Critique : The Guilty, de Gustav Möller

Qu’est-ce que pour vous un film de cinéma ? Je sais la question est complexe mais de la réponse dépendra selon moi votre sentiment vis-à-vis de The Guilty. Si le rythme et le suspense d’une histoire, peu importent leurs formes, suffisent à votre bonheur alors c’est avec un certain intérêt que vous plongerez dans ce thriller danois. Mais si comme moi, vous pensez qu’un film n’est rien sans intention visuelle, vous risquez de trouver ce Guilty très oubliable.

Suspense vocal. Dans un centre d’appel de police secours, un agent reçoit un appel inquiétant. Une jeune femme lui annonce qu’elle est en train de se faire kidnapper. Quand la conversation se coupe, le policier va devoir faire travailler son intuition pour la retrouver. Sur le papier, le film de Gustav Möller a tout du néo-thriller moderne et sociétal. Et si le rythme est enlevé et l’histoire prenante (même si certains rebondissements se révèlent assez prévisibles), le cadre volontairement étroit de la mise en scène finit par être gênant.

Faux semblant. Le huis clos n’est pas un genre nouveau au cinéma. Mais d’habitude, l’enfermement est une invitation pour les cinéastes à la créativité. On se souvient par exemple du plan séquence unique de la Corde de Hitchcock ou des ombres menaçantes d’Alien dans le Nostromo. Sauf qu’ici le centre d’appels n’est pas le lieu de l’action ou du danger, c’est donc au spectateur de faire un travail d’imagination pour se retrouver au cœur de l’histoire.

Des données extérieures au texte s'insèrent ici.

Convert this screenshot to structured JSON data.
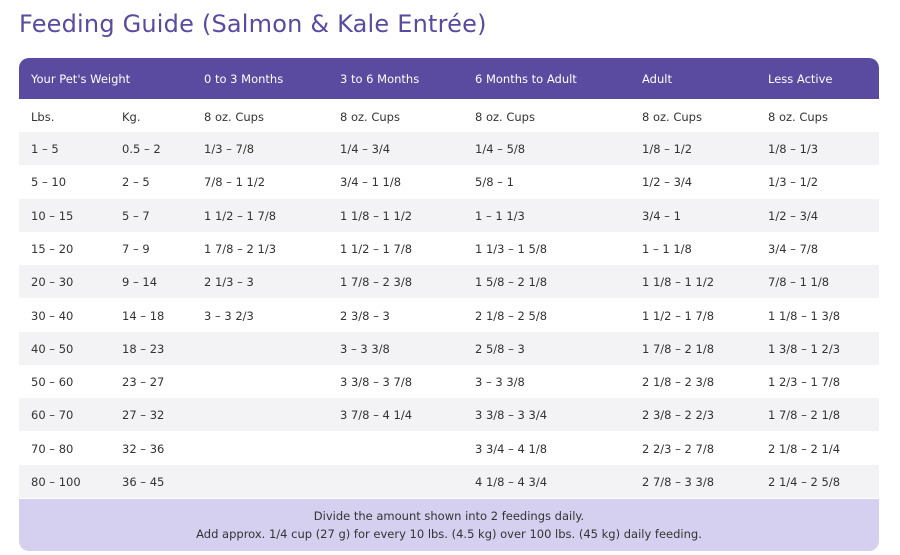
{
  "title": "Feeding Guide (Salmon & Kale Entrée)",
  "header": [
    "Your Pet's Weight",
    "0 to 3 Months",
    "3 to 6 Months",
    "6 Months to Adult",
    "Adult",
    "Less Active"
  ],
  "subheader": [
    "Lbs.",
    "Kg.",
    "8 oz. Cups",
    "8 oz. Cups",
    "8 oz. Cups",
    "8 oz. Cups",
    "8 oz. Cups"
  ],
  "rows": [
    [
      "1 – 5",
      "0.5 – 2",
      "1/3 – 7/8",
      "1/4 – 3/4",
      "1/4 – 5/8",
      "1/8 – 1/2",
      "1/8 – 1/3"
    ],
    [
      "5 – 10",
      "2 – 5",
      "7/8 – 1 1/2",
      "3/4 – 1 1/8",
      "5/8 – 1",
      "1/2 – 3/4",
      "1/3 – 1/2"
    ],
    [
      "10 – 15",
      "5 – 7",
      "1 1/2 – 1 7/8",
      "1 1/8 – 1 1/2",
      "1 – 1 1/3",
      "3/4 – 1",
      "1/2 – 3/4"
    ],
    [
      "15 – 20",
      "7 – 9",
      "1 7/8 – 2 1/3",
      "1 1/2 – 1 7/8",
      "1 1/3 – 1 5/8",
      "1 – 1 1/8",
      "3/4 – 7/8"
    ],
    [
      "20 – 30",
      "9 – 14",
      "2 1/3 – 3",
      "1 7/8 – 2 3/8",
      "1 5/8 – 2 1/8",
      "1 1/8 – 1 1/2",
      "7/8 – 1 1/8"
    ],
    [
      "30 – 40",
      "14 – 18",
      "3 – 3 2/3",
      "2 3/8 – 3",
      "2 1/8 – 2 5/8",
      "1 1/2 – 1 7/8",
      "1 1/8 – 1 3/8"
    ],
    [
      "40 – 50",
      "18 – 23",
      "",
      "3 – 3 3/8",
      "2 5/8 – 3",
      "1 7/8 – 2 1/8",
      "1 3/8 – 1 2/3"
    ],
    [
      "50 – 60",
      "23 – 27",
      "",
      "3 3/8 – 3 7/8",
      "3 – 3 3/8",
      "2 1/8 – 2 3/8",
      "1 2/3 – 1 7/8"
    ],
    [
      "60 – 70",
      "27 – 32",
      "",
      "3 7/8 – 4 1/4",
      "3 3/8 – 3 3/4",
      "2 3/8 – 2 2/3",
      "1 7/8 – 2 1/8"
    ],
    [
      "70 – 80",
      "32 – 36",
      "",
      "",
      "3 3/4 – 4 1/8",
      "2 2/3 – 2 7/8",
      "2 1/8 – 2 1/4"
    ],
    [
      "80 – 100",
      "36 – 45",
      "",
      "",
      "4 1/8 – 4 3/4",
      "2 7/8 – 3 3/8",
      "2 1/4 – 2 5/8"
    ]
  ],
  "footer": [
    "Divide the amount shown into 2 feedings daily.",
    "Add approx. 1/4 cup (27 g) for every 10 lbs. (4.5 kg) over 100 lbs. (45 kg) daily feeding."
  ],
  "colors": {
    "accent": "#5a4aa0",
    "row_alt": "#f3f3f5",
    "footer_bg": "#d5d0f0"
  }
}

Non-cinéma. Gustav Möller ne s’amuse pas à générer autre chose que des gros plans sur des regards inquiets et des dialogues certes pesants mais invisibles à nos yeux. Il ne cherche même pas à déconstruire notre regard pour mieux le perturber. Pire, en fermant les yeux, The Guilty gagnerait sans doute en profondeur et en suspense. On est dans une sorte d’anti-cinéma, qui aurait pu être intéressant si il était fait avec une intention. Spike Jonze, par exemple, avait réussi à maîtriser l’exercice avec Her et son sens du décadrage.  Dommage car le twist final de The Guilty offre une réflexion bienvenue sur les clichés et les apparences trompeuses. Mais avec du vrai cinéma dedans, le débat aurait été encore plus passionnant.

Marianne

Le film en bref : Un huis clos minimaliste au scénario bien construit mais qui pâtit d’un vrai manque de vision en termes de mise en scène.